When thugs targeting a drug dealing neighbour hit Rell's place instead, kitten Keanu gets catnapped; the neighbour, Hulka (dreadlocked Will Forte) points them to the 18th Street Blips, who have Keanu. Once Rell and Clarence head to the Blips strip club headquarters and they realize their dealing with some hardcore gangsters, they have to stash their white-wine-spritzer-drinking ways, pull out the n-word and negotiate with Cheddar (Method Man), the head of the Blips, to return their pet. (Oddly, Method Man played a character named Cheese on The Wire.)
Drawing from their own biracial backgrounds, Key and Peele have made the cultural differences between black and white — and their own straddling of that line — the foundational piece for their comedy and for the premise of Keanu. Cheddar mistakes the pair for a couple of anonymous gangsters who've been terrorizing locals recently and recruits them for an upcoming job; they respond by alternately playing tough guy and teaching the Blips about the paternal themes of "Father Figure" and the big-chorus joys of "Freedom 90." They get involved in some drug dealing business that involves gunplay and tiny Keanu skittering in slow-mo amongst the action.

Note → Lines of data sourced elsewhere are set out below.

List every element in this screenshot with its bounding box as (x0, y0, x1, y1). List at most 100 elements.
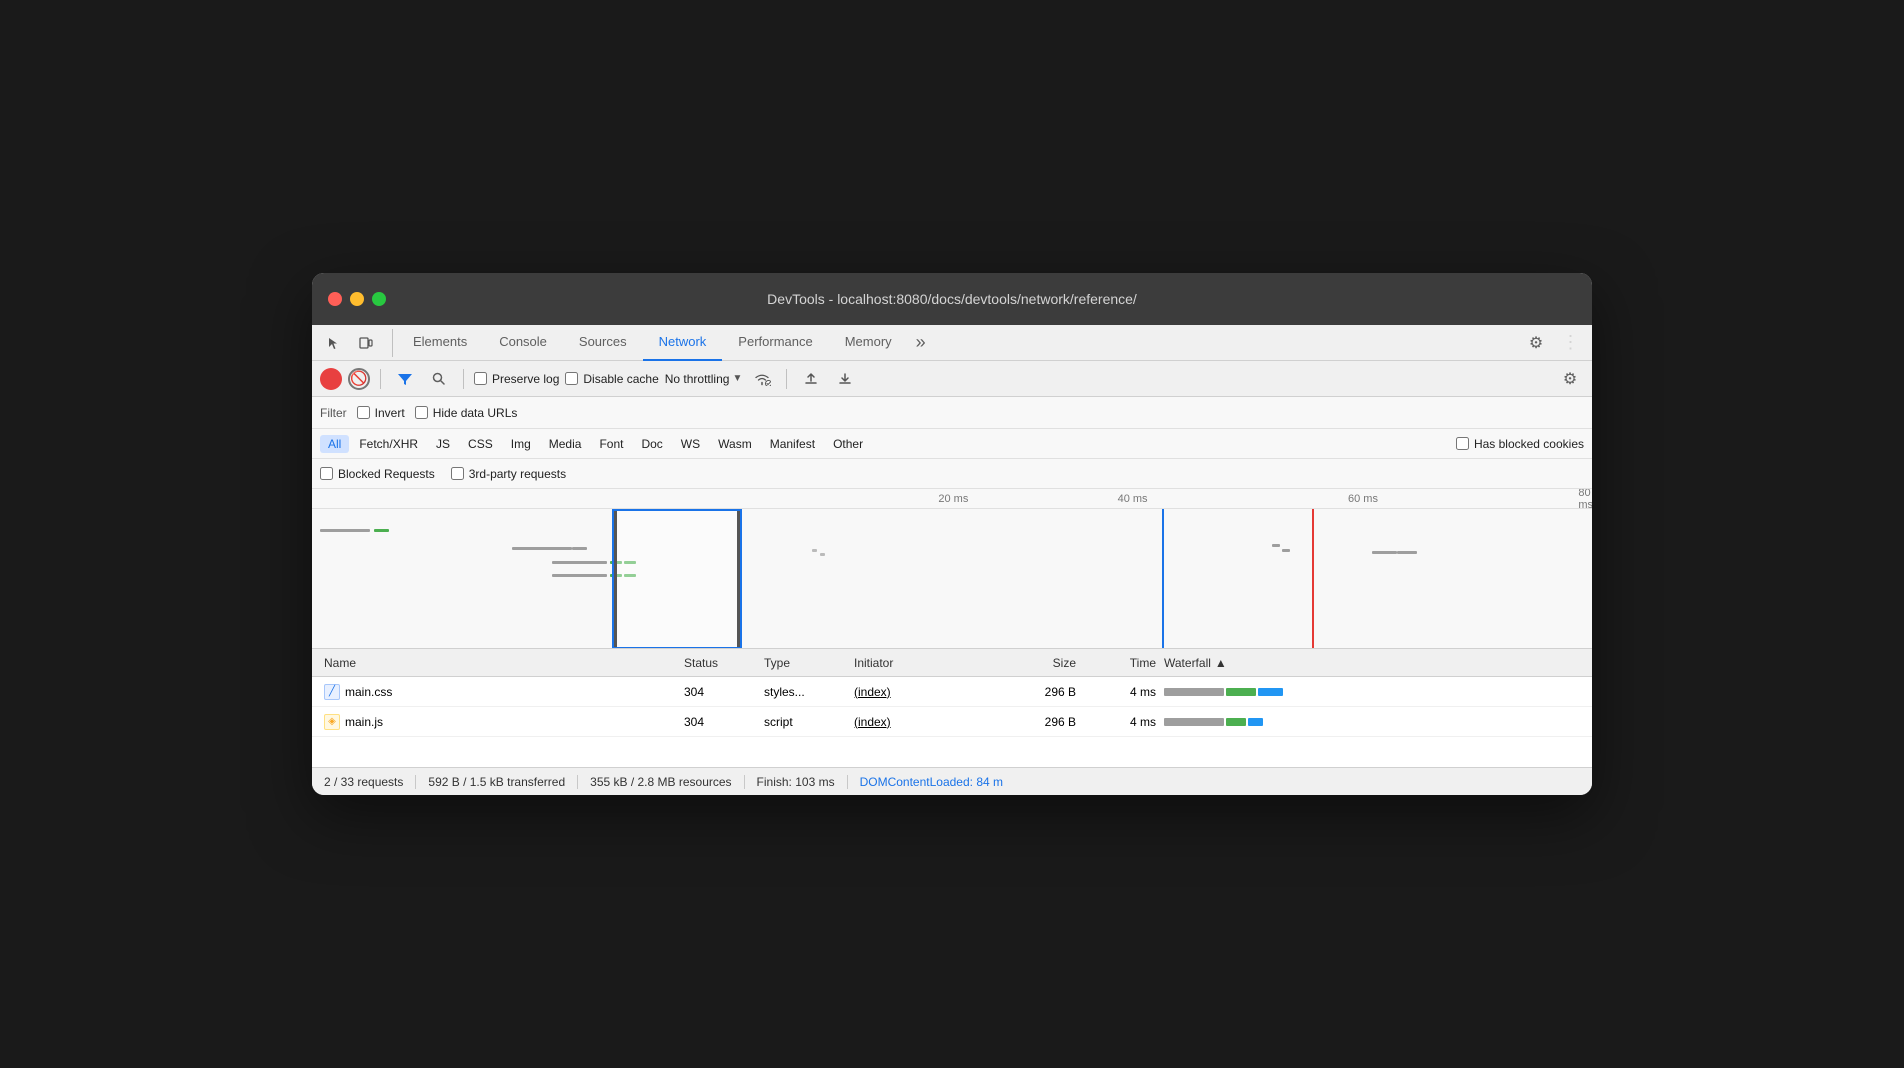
waterfall-bar-js (1164, 716, 1263, 728)
settings-icon[interactable]: ⚙ (1522, 329, 1550, 357)
clear-button[interactable]: 🚫 (348, 368, 370, 390)
col-header-type[interactable]: Type (760, 656, 850, 670)
filter-manifest[interactable]: Manifest (762, 435, 823, 453)
wifi-settings-icon[interactable] (748, 365, 776, 393)
filter-other[interactable]: Other (825, 435, 871, 453)
blocked-requests-checkbox[interactable] (320, 467, 333, 480)
empty-table-area (312, 737, 1592, 767)
invert-label[interactable]: Invert (357, 406, 405, 420)
traffic-lights (328, 292, 386, 306)
css-file-icon: ╱ (324, 684, 340, 700)
ruler-80ms: 80 ms (1578, 489, 1592, 511)
separator-1 (380, 369, 381, 389)
sb-dom-content-loaded: DOMContentLoaded: 84 m (848, 775, 1015, 789)
sb-resources: 355 kB / 2.8 MB resources (578, 775, 744, 789)
filter-css[interactable]: CSS (460, 435, 501, 453)
wf-bar-green-js (1226, 718, 1246, 726)
filter-font[interactable]: Font (591, 435, 631, 453)
waterfall-bars-area (312, 509, 1592, 649)
top-toolbar: Elements Console Sources Network Perform… (312, 325, 1592, 361)
ruler-40ms: 40 ms (1118, 493, 1148, 505)
tab-console[interactable]: Console (483, 325, 563, 361)
tab-memory[interactable]: Memory (829, 325, 908, 361)
filter-icon[interactable] (391, 365, 419, 393)
row-status-js: 304 (680, 715, 760, 729)
ruler-60ms: 60 ms (1348, 493, 1378, 505)
close-button[interactable] (328, 292, 342, 306)
invert-checkbox[interactable] (357, 406, 370, 419)
mini-bar-2 (374, 529, 389, 532)
col-header-name[interactable]: Name (320, 656, 680, 670)
tab-performance[interactable]: Performance (722, 325, 828, 361)
disable-cache-label[interactable]: Disable cache (565, 372, 658, 386)
record-button[interactable] (320, 368, 342, 390)
selection-handle-left[interactable] (614, 511, 617, 647)
wf-bar-gray-js (1164, 718, 1224, 726)
export-icon[interactable] (831, 365, 859, 393)
more-options-icon[interactable]: ⋮ (1556, 329, 1584, 357)
blocked-requests-bar: Blocked Requests 3rd-party requests (312, 459, 1592, 489)
third-party-label[interactable]: 3rd-party requests (451, 467, 566, 481)
wf-bar-blue-css (1258, 688, 1283, 696)
col-header-status[interactable]: Status (680, 656, 760, 670)
filter-img[interactable]: Img (503, 435, 539, 453)
sb-finish: Finish: 103 ms (745, 775, 848, 789)
import-icon[interactable] (797, 365, 825, 393)
blocked-requests-label[interactable]: Blocked Requests (320, 467, 435, 481)
minimize-button[interactable] (350, 292, 364, 306)
disable-cache-checkbox[interactable] (565, 372, 578, 385)
filter-all[interactable]: All (320, 435, 349, 453)
has-blocked-cookies-checkbox[interactable] (1456, 437, 1469, 450)
col-header-time[interactable]: Time (1080, 656, 1160, 670)
cursor-icon[interactable] (320, 329, 348, 357)
filter-media[interactable]: Media (541, 435, 590, 453)
table-row[interactable]: ◈ main.js 304 script (index) 296 B 4 ms (312, 707, 1592, 737)
mini-bar-1 (320, 529, 370, 532)
throttle-value: No throttling (665, 372, 730, 386)
search-icon[interactable] (425, 365, 453, 393)
maximize-button[interactable] (372, 292, 386, 306)
ruler-20ms: 20 ms (938, 493, 968, 505)
mini-bar-right-1 (1272, 544, 1280, 547)
col-header-initiator[interactable]: Initiator (850, 656, 1000, 670)
tab-network[interactable]: Network (643, 325, 723, 361)
filter-ws[interactable]: WS (673, 435, 708, 453)
row-name-css: ╱ main.css (320, 684, 680, 700)
preserve-log-checkbox[interactable] (474, 372, 487, 385)
third-party-checkbox[interactable] (451, 467, 464, 480)
mini-bar-right-3 (1372, 551, 1397, 554)
tab-elements[interactable]: Elements (397, 325, 483, 361)
hide-data-urls-label[interactable]: Hide data URLs (415, 406, 518, 420)
tabs-more-button[interactable]: » (908, 332, 934, 353)
filter-js[interactable]: JS (428, 435, 458, 453)
wf-bar-gray-css (1164, 688, 1224, 696)
mini-bar-right-4 (1397, 551, 1417, 554)
filter-fetch-xhr[interactable]: Fetch/XHR (351, 435, 426, 453)
network-settings-icon[interactable]: ⚙ (1556, 365, 1584, 393)
filter-wasm[interactable]: Wasm (710, 435, 760, 453)
hide-data-urls-checkbox[interactable] (415, 406, 428, 419)
preserve-log-label[interactable]: Preserve log (474, 372, 559, 386)
mini-bar-12 (820, 553, 825, 556)
waterfall-blue-line (1162, 509, 1164, 649)
initiator-link-css[interactable]: (index) (854, 685, 891, 699)
row-size-js: 296 B (1000, 715, 1080, 729)
device-toolbar-icon[interactable] (352, 329, 380, 357)
waterfall-overview: 20 ms 40 ms 60 ms 80 ms 100 ms (312, 489, 1592, 649)
row-initiator-css: (index) (850, 685, 1000, 699)
col-header-waterfall[interactable]: Waterfall ▲ (1160, 656, 1584, 670)
tab-sources[interactable]: Sources (563, 325, 643, 361)
waterfall-selection[interactable] (612, 509, 742, 649)
filter-doc[interactable]: Doc (633, 435, 670, 453)
row-type-js: script (760, 715, 850, 729)
row-time-js: 4 ms (1080, 715, 1160, 729)
has-blocked-cookies-label[interactable]: Has blocked cookies (1456, 437, 1584, 451)
sb-requests: 2 / 33 requests (324, 775, 416, 789)
throttle-control: No throttling ▼ (665, 372, 743, 386)
toolbar-icons (320, 329, 393, 357)
initiator-link-js[interactable]: (index) (854, 715, 891, 729)
table-row[interactable]: ╱ main.css 304 styles... (index) 296 B 4… (312, 677, 1592, 707)
throttle-dropdown-icon[interactable]: ▼ (732, 373, 742, 384)
selection-handle-right[interactable] (737, 511, 740, 647)
col-header-size[interactable]: Size (1000, 656, 1080, 670)
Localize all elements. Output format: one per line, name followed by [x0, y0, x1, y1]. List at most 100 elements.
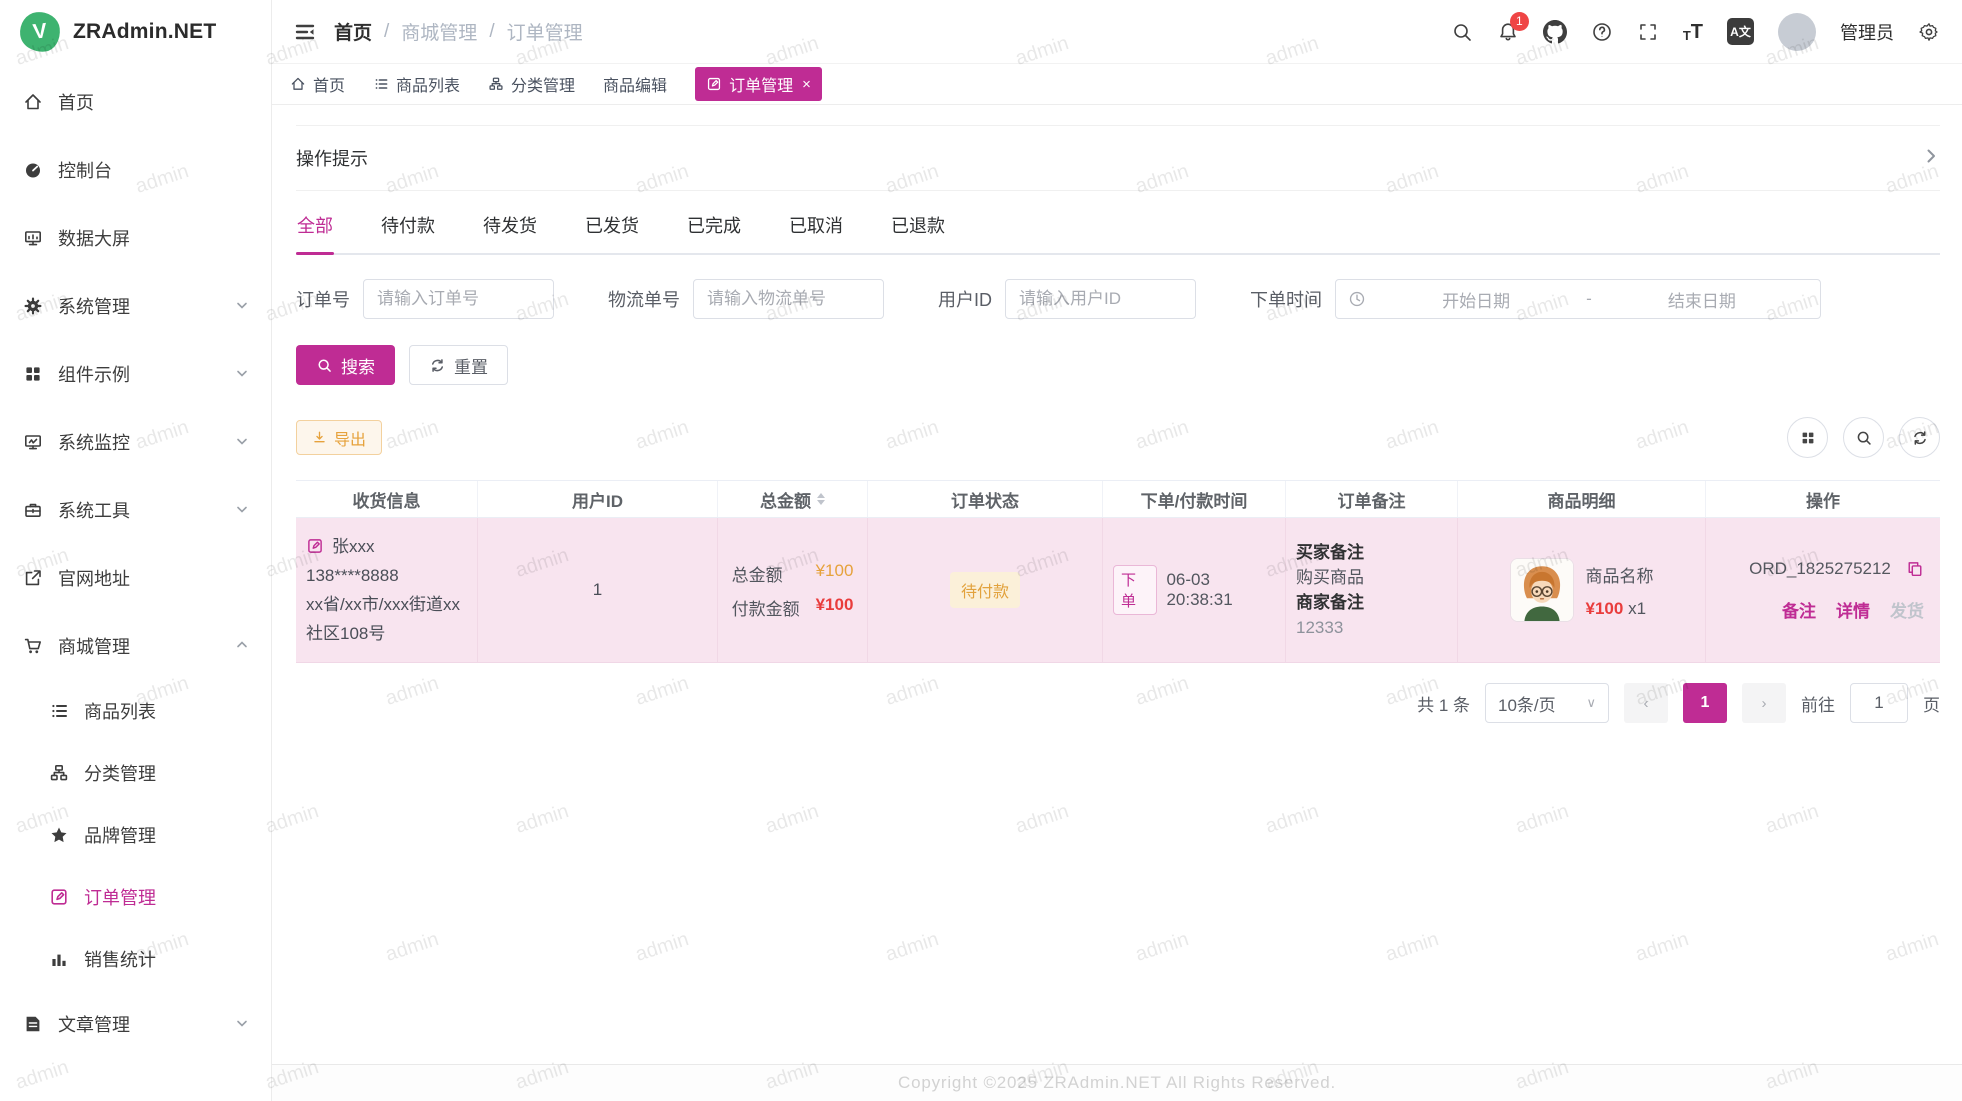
fullscreen-icon[interactable] — [1637, 21, 1659, 43]
sidebar-item-components[interactable]: 组件示例 — [0, 340, 271, 408]
tag-order-admin-active[interactable]: 订单管理 × — [695, 67, 822, 101]
user-avatar[interactable] — [1778, 13, 1816, 51]
settings-gear-icon[interactable] — [1918, 21, 1940, 43]
font-size-icon[interactable]: TT — [1683, 22, 1703, 42]
buyer-note-label: 买家备注 — [1296, 540, 1447, 565]
column-header[interactable]: 收货信息 — [296, 481, 478, 517]
tag-category-admin[interactable]: 分类管理 — [488, 72, 575, 96]
table-refresh-icon[interactable] — [1899, 417, 1940, 458]
tag-product-edit[interactable]: 商品编辑 — [603, 72, 667, 96]
sidebar-item-label: 控制台 — [58, 157, 112, 183]
chevron-down-icon — [235, 364, 249, 385]
user-id-input[interactable] — [1005, 279, 1196, 319]
operation-tips-title: 操作提示 — [296, 145, 368, 171]
date-range-picker[interactable]: 开始日期 - 结束日期 — [1335, 279, 1821, 319]
export-button[interactable]: 导出 — [296, 420, 382, 455]
reset-button[interactable]: 重置 — [409, 345, 508, 385]
sidebar-item-monitoring[interactable]: 系统监控 — [0, 408, 271, 476]
chevron-down-icon — [235, 296, 249, 317]
search-icon — [316, 357, 333, 374]
table-row[interactable]: 张xxx 138****8888 xx省/xx市/xxx街道xx社区108号 1… — [296, 518, 1940, 663]
status-badge: 待付款 — [950, 572, 1020, 608]
table-search-icon[interactable] — [1843, 417, 1884, 458]
notification-bell-icon[interactable]: 1 — [1497, 21, 1519, 43]
ship-action-link[interactable]: 发货 — [1890, 597, 1924, 622]
sidebar-item-label: 首页 — [58, 89, 94, 115]
copy-icon[interactable] — [1906, 560, 1924, 578]
sidebar-item-brand-admin[interactable]: 品牌管理 — [0, 804, 271, 866]
topbar-actions: 1 TT A文 管理员 — [1451, 13, 1940, 51]
order-no-input[interactable] — [363, 279, 554, 319]
time-cell: 下单 06-03 20:38:31 — [1103, 518, 1286, 662]
tab-pending-shipment[interactable]: 待发货 — [482, 199, 538, 253]
sidebar-item-product-list[interactable]: 商品列表 — [0, 680, 271, 742]
status-cell: 待付款 — [868, 518, 1103, 662]
close-icon[interactable]: × — [802, 76, 811, 93]
search-icon[interactable] — [1451, 21, 1473, 43]
current-page-button[interactable]: 1 — [1683, 683, 1727, 723]
column-header-sortable[interactable]: 总金额 — [718, 481, 868, 517]
product-thumbnail[interactable] — [1510, 558, 1574, 622]
page-content: 操作提示 全部 待付款 待发货 已发货 已完成 已取消 已退款 订单号 物流单号 — [272, 105, 1962, 1064]
tab-all[interactable]: 全部 — [296, 199, 334, 253]
tab-refunded[interactable]: 已退款 — [890, 199, 946, 253]
sidebar-item-system-admin[interactable]: 系统管理 — [0, 272, 271, 340]
sidebar-item-label: 订单管理 — [84, 884, 156, 910]
tag-label: 订单管理 — [729, 72, 793, 96]
tab-cancelled[interactable]: 已取消 — [788, 199, 844, 253]
column-header[interactable]: 操作 — [1706, 481, 1940, 517]
column-header[interactable]: 商品明细 — [1458, 481, 1706, 517]
tab-pending-payment[interactable]: 待付款 — [380, 199, 436, 253]
column-header[interactable]: 用户ID — [478, 481, 718, 517]
notification-badge: 1 — [1510, 12, 1529, 31]
paid-label: 付款金额 — [732, 595, 800, 620]
sidebar-item-article-admin[interactable]: 文章管理 — [0, 990, 271, 1058]
tracking-no-input[interactable] — [693, 279, 884, 319]
external-link-icon — [22, 567, 44, 589]
sort-carets-icon[interactable] — [817, 493, 825, 505]
detail-action-link[interactable]: 详情 — [1836, 597, 1870, 622]
column-header[interactable]: 订单状态 — [868, 481, 1103, 517]
sidebar-item-tools[interactable]: 系统工具 — [0, 476, 271, 544]
sidebar-item-mall[interactable]: 商城管理 — [0, 612, 271, 680]
logo[interactable]: V ZRAdmin.NET — [0, 0, 271, 64]
date-separator: - — [1586, 289, 1592, 309]
column-header[interactable]: 下单/付款时间 — [1103, 481, 1286, 517]
tag-product-list[interactable]: 商品列表 — [373, 72, 460, 96]
column-settings-icon[interactable] — [1787, 417, 1828, 458]
search-button[interactable]: 搜索 — [296, 345, 395, 385]
sidebar-item-official-site[interactable]: 官网地址 — [0, 544, 271, 612]
category-icon — [488, 76, 504, 92]
seller-note-label: 商家备注 — [1296, 590, 1447, 615]
column-header[interactable]: 订单备注 — [1286, 481, 1458, 517]
collapse-menu-icon[interactable] — [294, 21, 316, 43]
help-icon[interactable] — [1591, 21, 1613, 43]
sidebar-item-category-admin[interactable]: 分类管理 — [0, 742, 271, 804]
breadcrumb-item[interactable]: 商城管理 — [401, 18, 477, 45]
translate-icon[interactable]: A文 — [1727, 18, 1754, 45]
sidebar-item-data-screen[interactable]: 数据大屏 — [0, 204, 271, 272]
operation-tips-panel[interactable]: 操作提示 — [296, 125, 1940, 191]
sidebar-item-dashboard[interactable]: 控制台 — [0, 136, 271, 204]
product-name: 商品名称 — [1586, 562, 1654, 587]
end-date-placeholder: 结束日期 — [1596, 287, 1808, 312]
sidebar-item-order-admin[interactable]: 订单管理 — [0, 866, 271, 928]
sidebar-item-sales-stats[interactable]: 销售统计 — [0, 928, 271, 990]
goto-page-input[interactable] — [1850, 683, 1908, 723]
note-action-link[interactable]: 备注 — [1782, 597, 1816, 622]
tag-home[interactable]: 首页 — [290, 72, 345, 96]
breadcrumb-item[interactable]: 首页 — [334, 18, 372, 45]
tab-shipped[interactable]: 已发货 — [584, 199, 640, 253]
sidebar-item-home[interactable]: 首页 — [0, 68, 271, 136]
main-area: 首页 / 商城管理 / 订单管理 1 — [272, 0, 1962, 1101]
receiver-cell: 张xxx 138****8888 xx省/xx市/xxx街道xx社区108号 — [296, 518, 478, 662]
next-page-button[interactable]: › — [1742, 683, 1786, 723]
page-size-select[interactable]: 10条/页 ∨ — [1485, 683, 1609, 723]
pagination: 共 1 条 10条/页 ∨ ‹ 1 › 前往 页 — [296, 683, 1940, 723]
github-icon[interactable] — [1543, 20, 1567, 44]
tab-completed[interactable]: 已完成 — [686, 199, 742, 253]
prev-page-button[interactable]: ‹ — [1624, 683, 1668, 723]
edit-address-icon[interactable] — [306, 537, 324, 555]
list-icon — [373, 76, 389, 92]
breadcrumb-item[interactable]: 订单管理 — [507, 18, 583, 45]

George Michael obsession aside, the ways Keanu fails are precisely because of Key and Peele's adeptness at sketch comedy. Because they can outline a character in mere seconds — out of necessity in four minutes — they struggle to add real depth to both their own characters and the supporting Blips. (Peele co-wrote the script with Alex Rubens, a Key & Peele staff writer/producer.) The married suburban signifiers for Clarence are easier (although his wife, Nia Long, is criminally underused), but Rell is left a blank page. Similarly, the various Blips are revealed to be potentially more than just thugs, but so broadly that very little of it sticks, even Rell's relationship with Cheddar's right hand, Hi-C (the excellent Tiffany Haddish from The Carmichael Show).
There may not be enough Keanu (the cat) in Keanu (the movie), but it's a cat — what are they going to be able to train it to do? More disappointing is that there isn't enough movie in Keanu, the movie — what's there is a good seven pounds of movie they've got rattling around in a ten pound bag. Keanu's cute and Key and Peele are awesome and super talented, but they didn't quite land the big screen transition.